Assessment of inter simple sequence repeat markers to differentiate sympatric wild and domesticated populations of common bean

• Published in: Crop science Vol. 45; no. 2; pp. 606 - 615
• Main Authors: Gonzalez, A, Wong, A, Delgado-Salinas, A, Papa, R, Gepts, P
• Format: Journal Article
• Language: English
• Published: Madison Crop Science Society of America 01.03.2005; American Society of Agronomy
• Subjects: Agronomy. Soil science and plant productions; Beans; Biological and medical sciences; Botany; chromosome mapping; DNA; Fundamental and applied biological sciences. Psychology; Generalities. Genetics. Plant material; Genetic aspects; Genetic diversity; genetic markers; Genetic resources; genetic variation; Genetics and breeding of economic plants; inter simple sequence repeats; landraces; Legumes; Mimosaceae; Origin, evolution, domestication; Phaseolus vulgaris; Plant material; Plant populations; Polymorphism; wild relatives; Mexico; Central America; America; Natural population; Domestication; Sympatry; Genetic diversity; Grain legume; Leguminosae; Vegetable crop; Phaseolus vulgaris; Dicotyledones; Microsatellite DNA; Angiospermae; Wild plant; Spermatophyta
• ISSN: 0011-183X; 1435-0653
• DOI: 10.2135/cropsci2005.0606

Efficient assessment of genetic diversity is important for conservation and utilization of genetic resources. We sought to assess the ability of inter simple sequence repeats (ISSRs) as molecular markers to identify genetic diversity both within and among sympatric populations of common bean, Phaseolus vulgaris L. One wild and four domesticated populations originating from the Sierra Norte de Puebla, Mexico, were chosen because they were growing in the same region or field. The ISSR diversity was assessed using four primers that revealed a higher number of strong, polymorphic bands in preliminary analyses. Fifty of these bands could be mapped onto the core linkage map in population BAT93 x Jalo EEP558, whereas four were unlinked. The mapped bands were distributed over nine of the 11 linkage groups, suggesting that they were broadly distributed in the genome. On the basis of a sample of 50 intense bands in these five populations, ISSRs were able to clearly distinguish all populations. Most of the variation was distributed among populations rather than within populations, consistent with the predominantly selfing nature of the species. Differentiation among domesticated populations was much higher (F(ST) approximately equal to 0.49-0.85) than between the wild and domesticated gene pools (F(ST) approximately equal to 0.05).

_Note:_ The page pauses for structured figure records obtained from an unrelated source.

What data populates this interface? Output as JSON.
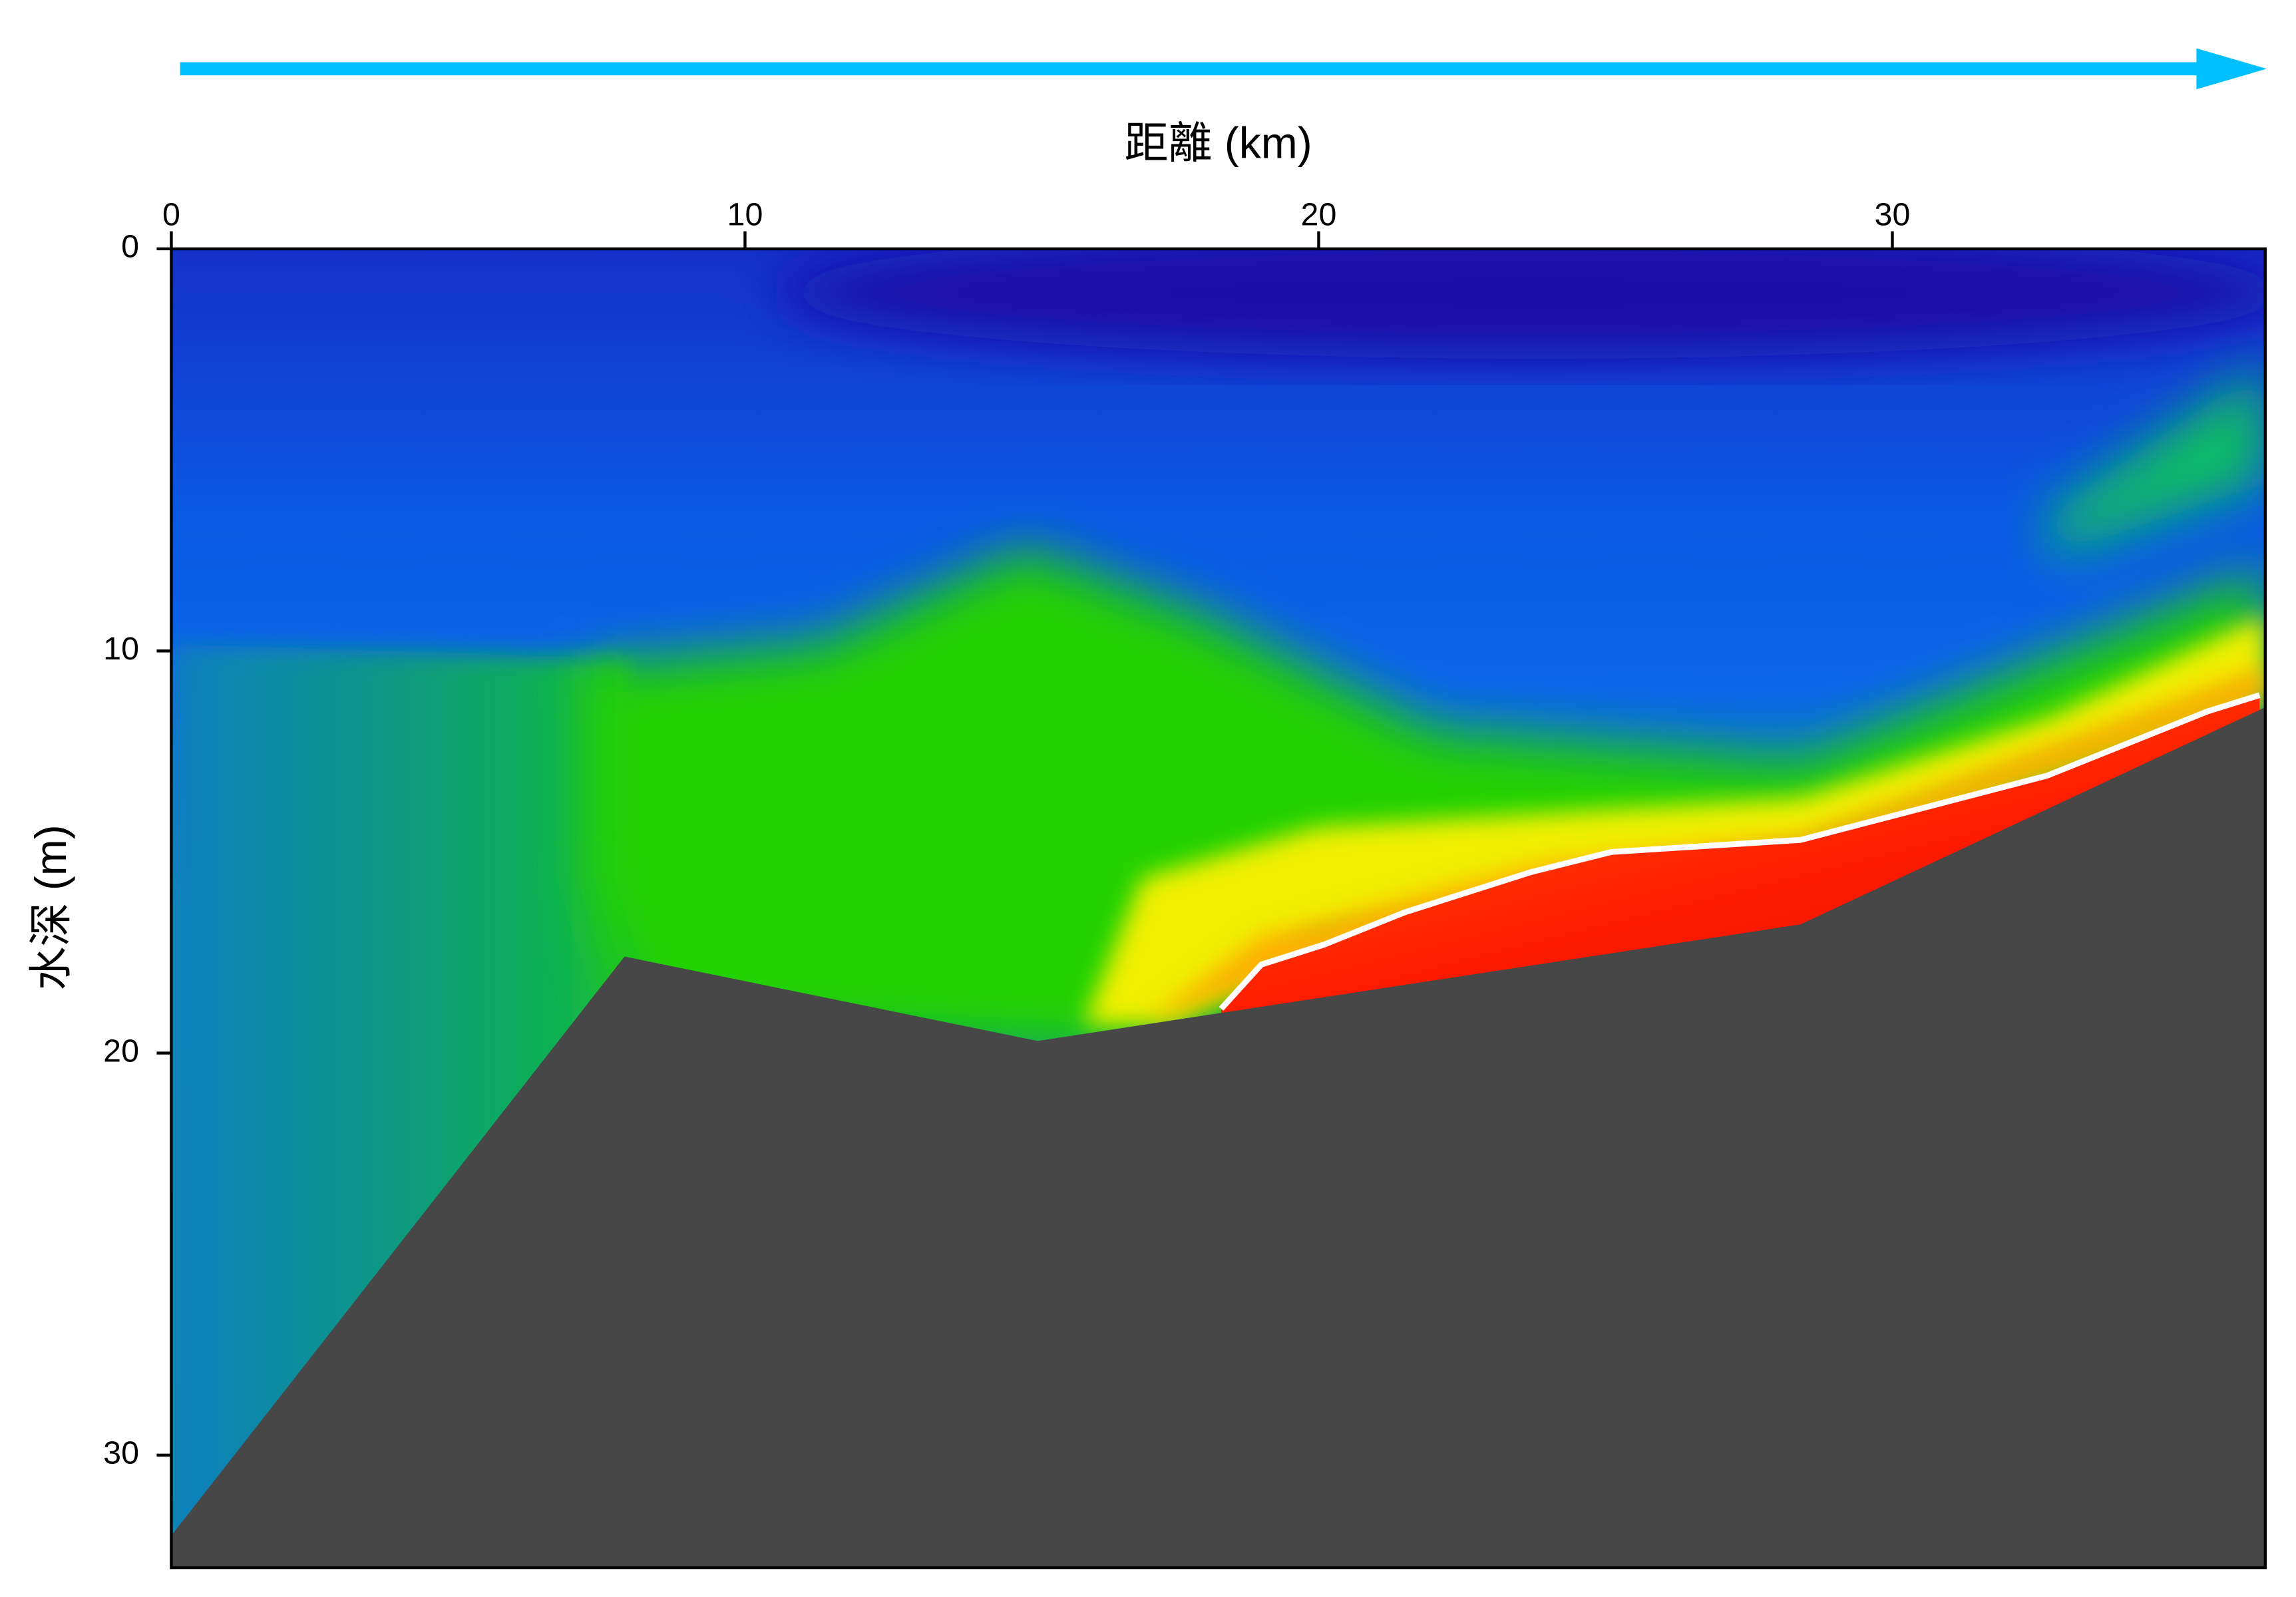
{
  "chart_data": {
    "type": "contour",
    "xlabel": "距離 (km)",
    "ylabel": "水深 (m)",
    "xlim": [
      0,
      36.5
    ],
    "ylim": [
      0,
      32.8
    ],
    "xticks": [
      0,
      10,
      20,
      30
    ],
    "yticks": [
      0,
      10,
      20,
      30
    ],
    "y_inverted": true,
    "x_axis_position": "top",
    "bottom": {
      "x": [
        0,
        7.9,
        15.1,
        28.4,
        36.5
      ],
      "y": [
        32.0,
        17.6,
        19.7,
        16.8,
        11.4
      ],
      "color": "#474747"
    },
    "contour_line": {
      "x": [
        18.3,
        19.0,
        20.1,
        21.5,
        23.7,
        25.1,
        28.4,
        32.7,
        35.5,
        36.4
      ],
      "y": [
        18.9,
        17.8,
        17.3,
        16.5,
        15.5,
        15.0,
        14.7,
        13.1,
        11.5,
        11.1
      ],
      "color": "#ffffff"
    }
  }
}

Within each population, most loci had achieved near-fixation. Around 7% of individuals showed a lack of correlation between seed type and ISSR fingerprint. Furthermore, each population contained individuals with unusual markers but present in the other populations (frequency < 5 or 10%). Two nonmutually exclusive explanations were discussed-incomplete lineage sorting and introgression-to account for the presence of these unusual individuals. Overall, ISSR markers were very useful to differentiate closely related populations. Further research is necessary to quantify the actual level of outcrossing.